Up to now, China's Ministry of finance has not yet announced the public revenue and expenditure situation in December 2011. But in the first 11 months of 2011, the fiscal revenue has increased to 9 trillion and 730 billion, and the monthly average has increased by 884 billion 500 million. There has been no suspense about the breakthrough of 10 trillion in 2011.
It is worth noting that the cumulative growth of fiscal revenue in the first 11 months of 2011 was 26.8%, up from 21.1% in the first 11 months of 2010 and higher than the nominal GDP growth rate of 17.4% in 2011.
Under the background of structural tax reduction in recent years, the rapid growth of fiscal revenue is particularly abrupt.

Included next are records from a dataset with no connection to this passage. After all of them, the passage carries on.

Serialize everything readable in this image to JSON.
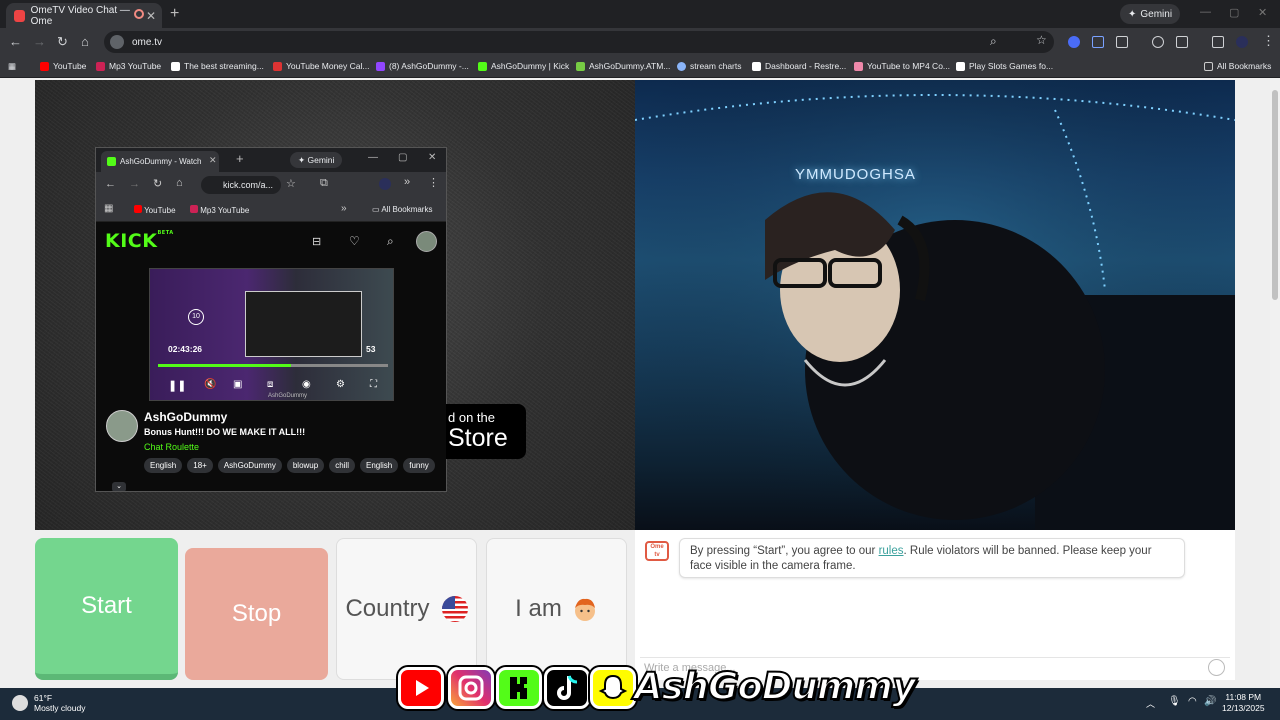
{
  "browser": {
    "tab_title": "OmeTV Video Chat — Ome",
    "gemini_label": "Gemini",
    "url": "ome.tv",
    "bookmarks": [
      "YouTube",
      "Mp3 YouTube",
      "The best streaming...",
      "YouTube Money Cal...",
      "(8) AshGoDummy -...",
      "AshGoDummy | Kick",
      "AshGoDummy.ATM...",
      "stream charts",
      "Dashboard - Restre...",
      "YouTube to MP4 Co...",
      "Play Slots Games fo..."
    ],
    "all_bookmarks": "All Bookmarks"
  },
  "embed": {
    "tab_title": "AshGoDummy - Watch",
    "gemini_label": "Gemini",
    "url": "kick.com/a...",
    "bookmarks": [
      "YouTube",
      "Mp3 YouTube"
    ],
    "all_bookmarks": "All Bookmarks",
    "logo": "KICK",
    "logo_sup": "BETA",
    "player_time": "02:43:26",
    "player_time_end": "53",
    "player_replay": "10",
    "channel_name": "AshGoDummy",
    "stream_title": "Bonus Hunt!!! DO WE MAKE IT ALL!!!",
    "category": "Chat Roulette",
    "tags": [
      "English",
      "18+",
      "AshGoDummy",
      "blowup",
      "chill",
      "English",
      "funny"
    ],
    "video_watermark": "AshGoDummy"
  },
  "appstore": {
    "line1": "d on the",
    "line2": "Store"
  },
  "remote_video": {
    "neon_sign": "YMMUDOGHSA"
  },
  "controls": {
    "start": "Start",
    "stop": "Stop",
    "country": "Country",
    "iam": "I am"
  },
  "chat": {
    "logo": "Ome tv",
    "notice_before": "By pressing “Start”, you agree to our ",
    "notice_link": "rules",
    "notice_after": ". Rule violators will be banned. Please keep your face visible in the camera frame.",
    "input_placeholder": "Write a message..."
  },
  "taskbar": {
    "temp": "61°F",
    "condition": "Mostly cloudy",
    "time": "11:08 PM",
    "date": "12/13/2025"
  },
  "overlay": {
    "handle": "AshGoDummy"
  },
  "colors": {
    "start": "#74d68e",
    "stop": "#eaa99b",
    "kick_green": "#53fc18",
    "link": "#3ba19d"
  }
}
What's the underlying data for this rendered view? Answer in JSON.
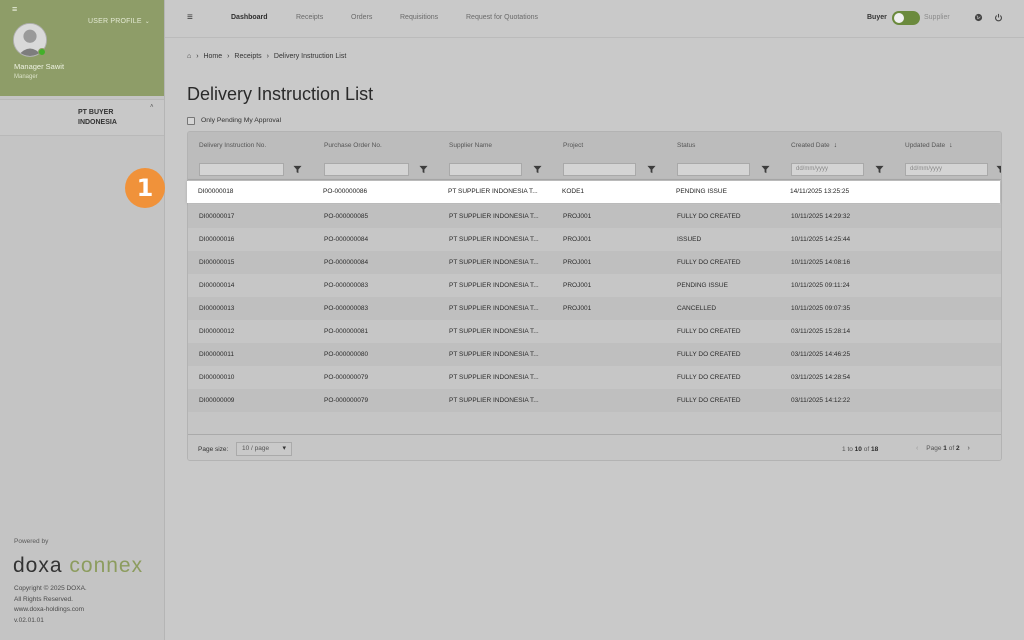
{
  "sidebar": {
    "user_profile_label": "USER PROFILE",
    "user_name": "Manager Sawit",
    "user_role": "Manager",
    "company": "PT BUYER INDONESIA",
    "powered_by": "Powered by",
    "brand_main": "doxa",
    "brand_accent": "connex",
    "copyright": "Copyright © 2025 DOXA.",
    "rights": "All Rights Reserved.",
    "website": "www.doxa-holdings.com",
    "version": "v.02.01.01"
  },
  "topnav": {
    "items": [
      "Dashboard",
      "Receipts",
      "Orders",
      "Requisitions",
      "Request for Quotations"
    ],
    "active": "Dashboard",
    "buyer_label": "Buyer",
    "supplier_label": "Supplier"
  },
  "breadcrumb": [
    "Home",
    "Receipts",
    "Delivery Instruction List"
  ],
  "page_title": "Delivery Instruction List",
  "pending_filter_label": "Only Pending My Approval",
  "table": {
    "columns": [
      "Delivery Instruction No.",
      "Purchase Order No.",
      "Supplier Name",
      "Project",
      "Status",
      "Created Date",
      "Updated Date"
    ],
    "date_placeholder": "dd/mm/yyyy",
    "rows": [
      [
        "DI00000018",
        "PO-000000086",
        "PT SUPPLIER INDONESIA T...",
        "KODE1",
        "PENDING ISSUE",
        "14/11/2025 13:25:25"
      ],
      [
        "DI00000017",
        "PO-000000085",
        "PT SUPPLIER INDONESIA T...",
        "PROJ001",
        "FULLY DO CREATED",
        "10/11/2025 14:29:32"
      ],
      [
        "DI00000016",
        "PO-000000084",
        "PT SUPPLIER INDONESIA T...",
        "PROJ001",
        "ISSUED",
        "10/11/2025 14:25:44"
      ],
      [
        "DI00000015",
        "PO-000000084",
        "PT SUPPLIER INDONESIA T...",
        "PROJ001",
        "FULLY DO CREATED",
        "10/11/2025 14:08:16"
      ],
      [
        "DI00000014",
        "PO-000000083",
        "PT SUPPLIER INDONESIA T...",
        "PROJ001",
        "PENDING ISSUE",
        "10/11/2025 09:11:24"
      ],
      [
        "DI00000013",
        "PO-000000083",
        "PT SUPPLIER INDONESIA T...",
        "PROJ001",
        "CANCELLED",
        "10/11/2025 09:07:35"
      ],
      [
        "DI00000012",
        "PO-000000081",
        "PT SUPPLIER INDONESIA T...",
        "",
        "FULLY DO CREATED",
        "03/11/2025 15:28:14"
      ],
      [
        "DI00000011",
        "PO-000000080",
        "PT SUPPLIER INDONESIA T...",
        "",
        "FULLY DO CREATED",
        "03/11/2025 14:46:25"
      ],
      [
        "DI00000010",
        "PO-000000079",
        "PT SUPPLIER INDONESIA T...",
        "",
        "FULLY DO CREATED",
        "03/11/2025 14:28:54"
      ],
      [
        "DI00000009",
        "PO-000000079",
        "PT SUPPLIER INDONESIA T...",
        "",
        "FULLY DO CREATED",
        "03/11/2025 14:12:22"
      ]
    ]
  },
  "footer": {
    "page_size_label": "Page size:",
    "page_size_value": "10 / page",
    "range_start": "1",
    "range_to": "to",
    "range_end": "10",
    "range_of": "of",
    "total": "18",
    "page_word": "Page",
    "page_current": "1",
    "page_of": "of",
    "page_total": "2"
  },
  "step_badge": "1",
  "colors": {
    "profile_bg": "#8e9d68",
    "toggle_on": "#6b8a3d",
    "step_badge": "#f0923a",
    "brand_accent": "#8c9c5e"
  }
}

From the perspective of fiscal expenditure, fiscal expenditure grew by 24.25% year-on-year in the first 11 months of 2011, down from 27.3% in the first 11 months of 2010.
Although expenditure growth in education, medical care, housing security and culture, sports and media expanded in 2011, the growth in expenditure on social security and employment, science and technology, energy conservation and environmental protection dropped.
In any case, the acceleration of fiscal revenue growth and the fall in fiscal expenditure are not a good phenomenon.
On the whole, although the main economic indicators of China have dropped in 2011, the statement of the National Bureau of statistics that "the national economy is still developing steadily and rapidly" seems to indicate that the Chinese government has some tolerance and relatively optimistic attitude towards the economic growth rate under the active control of the pition period.
But if we can continue to implement the tax reduction policy to benefit the people, we can avoid the risk of economic hard landing caused by external uncertainties in 2008, and also make people more optimistic about economic pformation.